Le film paraît suggérer que c’est la présence même du terrible dans la vie qui encourage à se détourner d’une forme de noirceur. Quand le conducteur embarque le vieux menuisier de Où est la maison de mon ami ?, l’enfant s’étonne qu’il paraisse plus jeune et ne soit pas bossu « dans la vie » : eh oui, on lui a demandé de porter une prothèse et on l’a maquillé, ce qui du reste le dépasse complètement. L’art devrait servir à embellir et non enlaidir la vie, vieillir quelqu’un c’est facile, le rajeunir c’est plus compliqué. Espiègle, Kiarostami brouille encore la question en conduisant son ancien interprète à sa « vraie » maison, alors que celui-ci vend la mèche en la qualifiant comme une autre maison « de cinéma ». Chercher le laid, ou le beau, c’est un argument esthétique, moral par certains aspects, cela ne dit rien de la vérité du monde (peuplé d’enfants comme de vieillards, où tel séisme a fait tant de morts dans telle région du monde à telle date). La catastrophe est un fait... mais le Mondial en est un autre et, comme dit celui qui, malgré la mort récente de membres de sa famille, est en train d’ajuster l’antenne parabolique pour regarder le match à venir : un tremblement de terre c’est tous les quarante ans, la Coupe du Monde c’est tous les quatre. Celui qui s’est marié malgré la débâcle (pour passer sa nuit de noces sous une tente de secours) dit avoir « profité de la confusion » : sans quoi, tout le monde aurait donné son avis sur la date décente d’ajournement de la cérémonie et l'on ne s’en serait pas sorti. Kiarostami est-il lui aussi quelqu’un qui « profite de la confusion » ? Par ailleurs, même le faux a tôt fait de se muer en vrai chez lui : la voiture passe devant le sentier qu’il avait tracé pour les besoins de son précédent film, qui est désormais un chemin pratiqué.

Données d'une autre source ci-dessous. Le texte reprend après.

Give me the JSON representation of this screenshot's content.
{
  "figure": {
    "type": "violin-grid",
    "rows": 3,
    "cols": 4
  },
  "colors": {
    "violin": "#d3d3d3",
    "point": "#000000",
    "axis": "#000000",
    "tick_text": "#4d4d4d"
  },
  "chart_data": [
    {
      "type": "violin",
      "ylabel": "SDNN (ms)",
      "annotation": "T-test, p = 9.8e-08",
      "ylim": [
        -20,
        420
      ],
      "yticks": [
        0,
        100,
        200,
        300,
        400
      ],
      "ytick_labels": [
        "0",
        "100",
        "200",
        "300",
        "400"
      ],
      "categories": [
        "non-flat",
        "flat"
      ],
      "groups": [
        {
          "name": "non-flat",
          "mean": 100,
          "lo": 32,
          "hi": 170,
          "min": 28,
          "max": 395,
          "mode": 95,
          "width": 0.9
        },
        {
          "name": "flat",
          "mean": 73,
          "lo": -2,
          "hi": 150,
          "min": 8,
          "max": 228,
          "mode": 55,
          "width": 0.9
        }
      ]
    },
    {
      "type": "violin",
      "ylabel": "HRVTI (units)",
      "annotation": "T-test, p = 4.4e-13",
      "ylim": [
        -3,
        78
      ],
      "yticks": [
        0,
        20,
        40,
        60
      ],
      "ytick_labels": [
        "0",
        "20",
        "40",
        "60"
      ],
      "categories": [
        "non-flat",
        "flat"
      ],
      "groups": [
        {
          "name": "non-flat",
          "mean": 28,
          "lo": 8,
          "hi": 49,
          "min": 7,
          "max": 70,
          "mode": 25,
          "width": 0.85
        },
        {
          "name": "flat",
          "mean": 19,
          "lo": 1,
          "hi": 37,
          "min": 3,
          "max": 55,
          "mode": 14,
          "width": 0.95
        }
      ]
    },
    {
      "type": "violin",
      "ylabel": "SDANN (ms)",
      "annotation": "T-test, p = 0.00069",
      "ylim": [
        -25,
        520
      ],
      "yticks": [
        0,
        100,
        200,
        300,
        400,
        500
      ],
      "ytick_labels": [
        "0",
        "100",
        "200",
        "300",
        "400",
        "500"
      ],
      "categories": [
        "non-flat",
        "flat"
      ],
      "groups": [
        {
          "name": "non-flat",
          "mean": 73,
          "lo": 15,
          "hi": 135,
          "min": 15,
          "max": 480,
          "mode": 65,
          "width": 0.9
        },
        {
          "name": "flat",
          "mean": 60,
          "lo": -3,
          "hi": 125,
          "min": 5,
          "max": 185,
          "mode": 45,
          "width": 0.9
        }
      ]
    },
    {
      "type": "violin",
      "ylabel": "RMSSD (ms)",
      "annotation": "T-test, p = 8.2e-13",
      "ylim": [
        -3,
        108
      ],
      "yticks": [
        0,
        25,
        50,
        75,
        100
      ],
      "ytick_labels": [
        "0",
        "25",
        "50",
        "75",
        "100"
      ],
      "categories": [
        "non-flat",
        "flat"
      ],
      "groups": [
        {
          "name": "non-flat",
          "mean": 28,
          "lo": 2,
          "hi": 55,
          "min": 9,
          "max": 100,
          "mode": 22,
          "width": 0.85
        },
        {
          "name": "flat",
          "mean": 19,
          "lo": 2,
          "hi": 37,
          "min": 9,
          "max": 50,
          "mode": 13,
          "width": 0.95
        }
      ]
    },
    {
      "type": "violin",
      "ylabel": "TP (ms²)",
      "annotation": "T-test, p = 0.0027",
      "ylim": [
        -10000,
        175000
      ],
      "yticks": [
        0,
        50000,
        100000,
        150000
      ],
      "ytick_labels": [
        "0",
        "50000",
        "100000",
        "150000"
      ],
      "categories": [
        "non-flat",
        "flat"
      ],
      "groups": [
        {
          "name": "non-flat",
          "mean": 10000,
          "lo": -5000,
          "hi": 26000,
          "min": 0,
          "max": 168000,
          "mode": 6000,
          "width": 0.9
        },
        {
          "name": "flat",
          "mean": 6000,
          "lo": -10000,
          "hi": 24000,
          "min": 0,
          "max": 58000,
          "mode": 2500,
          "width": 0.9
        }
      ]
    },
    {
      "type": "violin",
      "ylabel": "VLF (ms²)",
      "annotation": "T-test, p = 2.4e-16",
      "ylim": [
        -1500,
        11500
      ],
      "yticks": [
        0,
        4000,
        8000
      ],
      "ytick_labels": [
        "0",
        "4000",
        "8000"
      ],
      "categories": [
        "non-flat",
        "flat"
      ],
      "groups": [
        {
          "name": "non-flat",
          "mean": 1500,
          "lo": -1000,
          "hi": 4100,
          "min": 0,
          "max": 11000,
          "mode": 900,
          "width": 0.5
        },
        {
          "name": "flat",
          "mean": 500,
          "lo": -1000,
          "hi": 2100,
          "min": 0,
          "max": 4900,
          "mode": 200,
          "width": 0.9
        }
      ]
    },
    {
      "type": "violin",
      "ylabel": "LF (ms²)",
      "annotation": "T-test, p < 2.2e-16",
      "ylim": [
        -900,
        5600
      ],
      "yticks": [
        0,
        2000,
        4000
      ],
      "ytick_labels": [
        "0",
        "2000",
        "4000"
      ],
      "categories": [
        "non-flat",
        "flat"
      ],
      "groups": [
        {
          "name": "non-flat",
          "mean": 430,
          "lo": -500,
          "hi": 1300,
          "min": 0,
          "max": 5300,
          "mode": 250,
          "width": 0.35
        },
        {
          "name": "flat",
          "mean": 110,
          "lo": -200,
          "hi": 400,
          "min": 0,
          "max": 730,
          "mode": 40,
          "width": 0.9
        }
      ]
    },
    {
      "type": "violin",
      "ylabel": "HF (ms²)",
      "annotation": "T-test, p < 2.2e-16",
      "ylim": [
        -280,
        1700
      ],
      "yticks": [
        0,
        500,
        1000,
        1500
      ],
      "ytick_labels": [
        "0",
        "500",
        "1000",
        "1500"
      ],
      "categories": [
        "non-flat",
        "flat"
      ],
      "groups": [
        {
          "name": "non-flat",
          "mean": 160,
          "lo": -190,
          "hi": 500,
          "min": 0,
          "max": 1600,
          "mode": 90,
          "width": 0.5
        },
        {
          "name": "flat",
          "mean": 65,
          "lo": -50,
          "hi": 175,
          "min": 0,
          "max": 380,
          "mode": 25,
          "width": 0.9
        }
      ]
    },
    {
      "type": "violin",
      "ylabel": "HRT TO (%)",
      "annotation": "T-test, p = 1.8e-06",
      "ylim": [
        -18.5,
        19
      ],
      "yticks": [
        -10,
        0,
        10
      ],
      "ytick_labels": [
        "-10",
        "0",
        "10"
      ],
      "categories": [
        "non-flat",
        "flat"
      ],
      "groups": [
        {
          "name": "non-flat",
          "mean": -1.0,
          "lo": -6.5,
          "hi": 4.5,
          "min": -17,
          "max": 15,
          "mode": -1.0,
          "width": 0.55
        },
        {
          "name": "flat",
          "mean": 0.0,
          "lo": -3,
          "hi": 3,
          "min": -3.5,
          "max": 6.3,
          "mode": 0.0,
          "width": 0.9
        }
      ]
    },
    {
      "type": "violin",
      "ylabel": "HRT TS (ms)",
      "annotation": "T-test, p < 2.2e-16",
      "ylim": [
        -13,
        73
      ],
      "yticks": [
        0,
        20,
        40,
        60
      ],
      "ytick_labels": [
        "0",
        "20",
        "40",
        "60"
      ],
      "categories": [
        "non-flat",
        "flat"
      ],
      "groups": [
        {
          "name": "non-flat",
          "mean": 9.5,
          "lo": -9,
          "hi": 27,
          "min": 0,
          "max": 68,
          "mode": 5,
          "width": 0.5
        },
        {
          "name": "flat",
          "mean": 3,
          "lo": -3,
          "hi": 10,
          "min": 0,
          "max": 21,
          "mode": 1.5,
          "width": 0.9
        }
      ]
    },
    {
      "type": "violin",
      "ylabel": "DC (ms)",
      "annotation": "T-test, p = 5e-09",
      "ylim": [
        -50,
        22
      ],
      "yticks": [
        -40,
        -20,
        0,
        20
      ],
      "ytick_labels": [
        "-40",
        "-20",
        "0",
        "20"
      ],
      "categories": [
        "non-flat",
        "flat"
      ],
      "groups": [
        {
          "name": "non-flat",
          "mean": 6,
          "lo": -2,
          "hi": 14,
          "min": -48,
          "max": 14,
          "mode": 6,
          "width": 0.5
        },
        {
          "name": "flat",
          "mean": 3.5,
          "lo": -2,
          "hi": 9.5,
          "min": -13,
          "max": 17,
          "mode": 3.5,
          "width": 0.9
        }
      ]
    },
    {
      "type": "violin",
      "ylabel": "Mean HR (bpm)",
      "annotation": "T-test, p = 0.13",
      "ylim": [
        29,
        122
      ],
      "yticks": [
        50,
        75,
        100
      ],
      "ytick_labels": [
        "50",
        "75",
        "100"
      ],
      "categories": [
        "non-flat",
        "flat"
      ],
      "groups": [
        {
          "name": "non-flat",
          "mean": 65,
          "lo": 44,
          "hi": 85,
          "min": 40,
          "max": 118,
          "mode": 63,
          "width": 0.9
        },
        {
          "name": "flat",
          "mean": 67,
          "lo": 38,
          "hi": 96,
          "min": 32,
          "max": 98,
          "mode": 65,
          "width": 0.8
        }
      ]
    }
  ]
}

Et la vie continue impose ce qui va devenir un des dispositifs récurrents de son cinéma : la voiture. Ce lieu qui joint le privé et le public, où l'on se livre différemment, du fait de ne pas dévisager ses interlocuteurs, où il n’est jamais fait abstraction du paysage, de l’environnement. Où sans qu'on bouge vraiment son propre corps, il est déplacé sur d’assez grandes distances par le véhicule. Une vitre de l'auto sert de cadre, ce qu’elle permet de voir à l’arrêt dût-il exclure le visage de celui qui s’adresse aux passagers. Autour du (et dans le) véhicule, la mise en scène n’a de cesse de varier ses effets - de changer de point de vue, d’échelle. La caméra peut cadrer l’intérieur, ou la route parcourue le long du pare-brise, ou transformer l’automobile en point zigzaguant le long d’une route (tandis que le dialogue interne à la voiture persiste en off, ou au contraire est occulté)... Kiarostami s’autorise toutes les variables, les ruptures les plus abruptes. Ici encore, il affirme le primat de son regard, de décisions assumées, contre le fantasme d’un enregistrement neutre du réel, à hauteur constante de personnage. Il y a bien un récit, une « intrigue », mais elle n’est pas tout. La vie excède constamment les exigences de la narration. Et si ces ruptures prennent le risque d’un arbitraire, la vie elle-même ne serait-elle pas affligée du sien? Un garçon a été sauvé de l’effondrement du plafond de sa chambre parce que, dérangé par des piqûres de moustique, il était allé, à ce moment précis, chercher réconfort auprès de ses parents.. Sauvé par les moustiques ? Pourquoi Allah n’a-t-il dès lors pas jugé bon de faire en sorte que son frère, tué par les débris, ait également été importuné par les insectes ?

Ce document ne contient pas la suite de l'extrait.